Clare Wilby is Sara’s sixteen-year-old sister. Months after Sara's death, Clare is living alone in the room they formerly shared. She struggles to process her own grief and that of her parents, with whom she lives. Clare’s thoughts and memories provide many details about Sara’s life. Sara sometimes haunts her, appearing as random body parts.
Clare endures bullying by other students at her school. She has taken to sitting silently on the sidewalk across from the hotel. People give her money, and Else observes her. Clare learns the truth about Sara's accident by putting on one of her sister’s uniforms and roaming around the hotel, where she meets Penny, Duncan, and Lise.

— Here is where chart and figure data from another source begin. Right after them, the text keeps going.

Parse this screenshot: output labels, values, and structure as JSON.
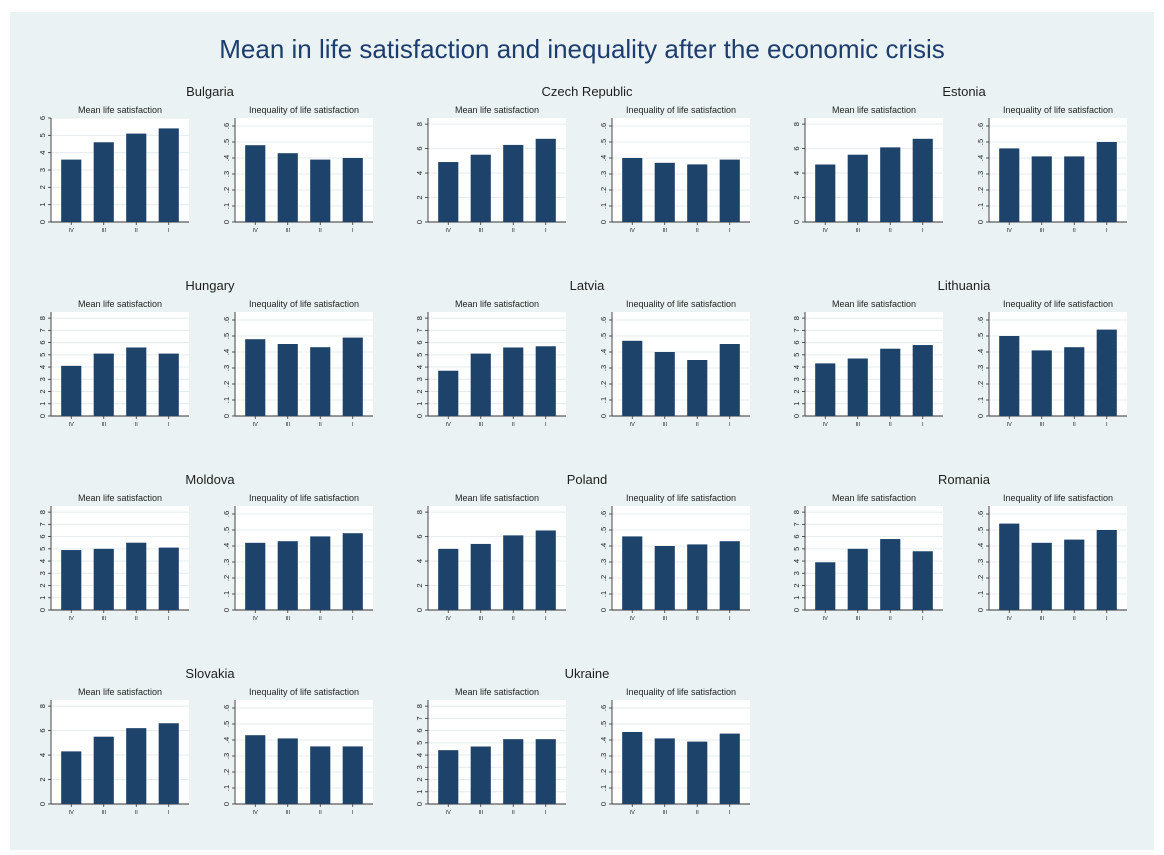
{
  "title": "Mean in life satisfaction and inequality after the economic crisis",
  "chart_data": {
    "type": "bar",
    "categories": [
      "IV",
      "III",
      "II",
      "I"
    ],
    "colors": {
      "bar": "#1e436b",
      "background": "#eaf2f3",
      "plot": "#ffffff",
      "title": "#1c3d6e"
    },
    "countries": [
      {
        "name": "Bulgaria",
        "mean": {
          "title": "Mean life satisfaction",
          "ylim": [
            0,
            6
          ],
          "yticks": [
            "0",
            "1",
            "2",
            "3",
            "4",
            "5",
            "6"
          ],
          "values": [
            3.6,
            4.6,
            5.1,
            5.4
          ]
        },
        "inequality": {
          "title": "Inequality of life satisfaction",
          "ylim": [
            0,
            0.65
          ],
          "yticks": [
            "0",
            ".1",
            ".2",
            ".3",
            ".4",
            ".5",
            ".6"
          ],
          "values": [
            0.48,
            0.43,
            0.39,
            0.4
          ]
        }
      },
      {
        "name": "Czech Republic",
        "mean": {
          "title": "Mean life satisfaction",
          "ylim": [
            0,
            8.5
          ],
          "yticks": [
            "0",
            "2",
            "4",
            "6",
            "8"
          ],
          "values": [
            4.9,
            5.5,
            6.3,
            6.8
          ]
        },
        "inequality": {
          "title": "Inequality of life satisfaction",
          "ylim": [
            0,
            0.65
          ],
          "yticks": [
            "0",
            ".1",
            ".2",
            ".3",
            ".4",
            ".5",
            ".6"
          ],
          "values": [
            0.4,
            0.37,
            0.36,
            0.39
          ]
        }
      },
      {
        "name": "Estonia",
        "mean": {
          "title": "Mean life satisfaction",
          "ylim": [
            0,
            8.5
          ],
          "yticks": [
            "0",
            "2",
            "4",
            "6",
            "8"
          ],
          "values": [
            4.7,
            5.5,
            6.1,
            6.8
          ]
        },
        "inequality": {
          "title": "Inequality of life satisfaction",
          "ylim": [
            0,
            0.65
          ],
          "yticks": [
            "0",
            ".1",
            ".2",
            ".3",
            ".4",
            ".5",
            ".6"
          ],
          "values": [
            0.46,
            0.41,
            0.41,
            0.5
          ]
        }
      },
      {
        "name": "Hungary",
        "mean": {
          "title": "Mean life satisfaction",
          "ylim": [
            0,
            8.5
          ],
          "yticks": [
            "0",
            "1",
            "2",
            "3",
            "4",
            "5",
            "6",
            "7",
            "8"
          ],
          "values": [
            4.1,
            5.1,
            5.6,
            5.1
          ]
        },
        "inequality": {
          "title": "Inequality of life satisfaction",
          "ylim": [
            0,
            0.65
          ],
          "yticks": [
            "0",
            ".1",
            ".2",
            ".3",
            ".4",
            ".5",
            ".6"
          ],
          "values": [
            0.48,
            0.45,
            0.43,
            0.49
          ]
        }
      },
      {
        "name": "Latvia",
        "mean": {
          "title": "Mean life satisfaction",
          "ylim": [
            0,
            8.5
          ],
          "yticks": [
            "0",
            "1",
            "2",
            "3",
            "4",
            "5",
            "6",
            "7",
            "8"
          ],
          "values": [
            3.7,
            5.1,
            5.6,
            5.7
          ]
        },
        "inequality": {
          "title": "Inequality of life satisfaction",
          "ylim": [
            0,
            0.65
          ],
          "yticks": [
            "0",
            ".1",
            ".2",
            ".3",
            ".4",
            ".5",
            ".6"
          ],
          "values": [
            0.47,
            0.4,
            0.35,
            0.45
          ]
        }
      },
      {
        "name": "Lithuania",
        "mean": {
          "title": "Mean life satisfaction",
          "ylim": [
            0,
            8.5
          ],
          "yticks": [
            "0",
            "1",
            "2",
            "3",
            "4",
            "5",
            "6",
            "7",
            "8"
          ],
          "values": [
            4.3,
            4.7,
            5.5,
            5.8
          ]
        },
        "inequality": {
          "title": "Inequality of life satisfaction",
          "ylim": [
            0,
            0.65
          ],
          "yticks": [
            "0",
            ".1",
            ".2",
            ".3",
            ".4",
            ".5",
            ".6"
          ],
          "values": [
            0.5,
            0.41,
            0.43,
            0.54
          ]
        }
      },
      {
        "name": "Moldova",
        "mean": {
          "title": "Mean life satisfaction",
          "ylim": [
            0,
            8.5
          ],
          "yticks": [
            "0",
            "1",
            "2",
            "3",
            "4",
            "5",
            "6",
            "7",
            "8"
          ],
          "values": [
            4.9,
            5.0,
            5.5,
            5.1
          ]
        },
        "inequality": {
          "title": "Inequality of life satisfaction",
          "ylim": [
            0,
            0.65
          ],
          "yticks": [
            "0",
            ".1",
            ".2",
            ".3",
            ".4",
            ".5",
            ".6"
          ],
          "values": [
            0.42,
            0.43,
            0.46,
            0.48
          ]
        }
      },
      {
        "name": "Poland",
        "mean": {
          "title": "Mean life satisfaction",
          "ylim": [
            0,
            8.5
          ],
          "yticks": [
            "0",
            "2",
            "4",
            "6",
            "8"
          ],
          "values": [
            5.0,
            5.4,
            6.1,
            6.5
          ]
        },
        "inequality": {
          "title": "Inequality of life satisfaction",
          "ylim": [
            0,
            0.65
          ],
          "yticks": [
            "0",
            ".1",
            ".2",
            ".3",
            ".4",
            ".5",
            ".6"
          ],
          "values": [
            0.46,
            0.4,
            0.41,
            0.43
          ]
        }
      },
      {
        "name": "Romania",
        "mean": {
          "title": "Mean life satisfaction",
          "ylim": [
            0,
            8.5
          ],
          "yticks": [
            "0",
            "1",
            "2",
            "3",
            "4",
            "5",
            "6",
            "7",
            "8"
          ],
          "values": [
            3.9,
            5.0,
            5.8,
            4.8
          ]
        },
        "inequality": {
          "title": "Inequality of life satisfaction",
          "ylim": [
            0,
            0.65
          ],
          "yticks": [
            "0",
            ".1",
            ".2",
            ".3",
            ".4",
            ".5",
            ".6"
          ],
          "values": [
            0.54,
            0.42,
            0.44,
            0.5
          ]
        }
      },
      {
        "name": "Slovakia",
        "mean": {
          "title": "Mean life satisfaction",
          "ylim": [
            0,
            8.5
          ],
          "yticks": [
            "0",
            "2",
            "4",
            "6",
            "8"
          ],
          "values": [
            4.3,
            5.5,
            6.2,
            6.6
          ]
        },
        "inequality": {
          "title": "Inequality  of life satisfaction",
          "ylim": [
            0,
            0.65
          ],
          "yticks": [
            "0",
            ".1",
            ".2",
            ".3",
            ".4",
            ".5",
            ".6"
          ],
          "values": [
            0.43,
            0.41,
            0.36,
            0.36
          ]
        }
      },
      {
        "name": "Ukraine",
        "mean": {
          "title": "Mean life satisfaction",
          "ylim": [
            0,
            8.5
          ],
          "yticks": [
            "0",
            "1",
            "2",
            "3",
            "4",
            "5",
            "6",
            "7",
            "8"
          ],
          "values": [
            4.4,
            4.7,
            5.3,
            5.3
          ]
        },
        "inequality": {
          "title": "Inequality of life satisfaction",
          "ylim": [
            0,
            0.65
          ],
          "yticks": [
            "0",
            ".1",
            ".2",
            ".3",
            ".4",
            ".5",
            ".6"
          ],
          "values": [
            0.45,
            0.41,
            0.39,
            0.44
          ]
        }
      }
    ]
  }
}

Duncan is a bellboy at the Global Hotel. He was with Sara in the top-floor room when she died. While they were joking around, Sara bet Duncan that she could fit into the dumbwaiter. Her doing so led to her death. Duncan continues to work at the hotel, but Lise notices that he has become somber and withdrawn. When Clare visits, Duncan explains to her the true circumstances of her sister’s death.
Deirdre O’Brien is Lise’s mother. After Lise becomes ill, Deirdre comes every day at four in the afternoon to attend to her daughter. A once-popular poet, Deirdre had turned away from writing; however, she has recently begun work on an epic poem titled "Hotel World." For her poem, Deirdre draws on her impressions and her daughter’s memories of the Global Hotel. Prompting Lise to remember the hotel is also Deirdre’s way of encouraging her daughter to keep using her mind.
The Girl in the Watch Shop
The girl in the watch shop is the person for whom Sara “falls.” When Sara’s watch stopped, she took it to a repair shop and consulted with a young woman who works there. After leaving her watch, which had to be sent away for repairs, Sara realized that she had developed feelings for this girl. The girl who works at the watch shop noticed Sara standing outside for days but didn't speak to her, feeling that the timing was wrong. She has since taken to wearing Sara's watch daily, and imagines every morning what their interaction will be when Sara returns to pick it up.
Mr. Whitelaw was an adult friend of Else's family who sexually abused Else when she was a teenager.
Ade was Else’s companion and was also poor and homeless. He appears in Else's memory of a time when they traveled together. She recalls the two of them helping a drunk man get home, admiring the man's boots, and then sleeping together on the floor of the man’s room.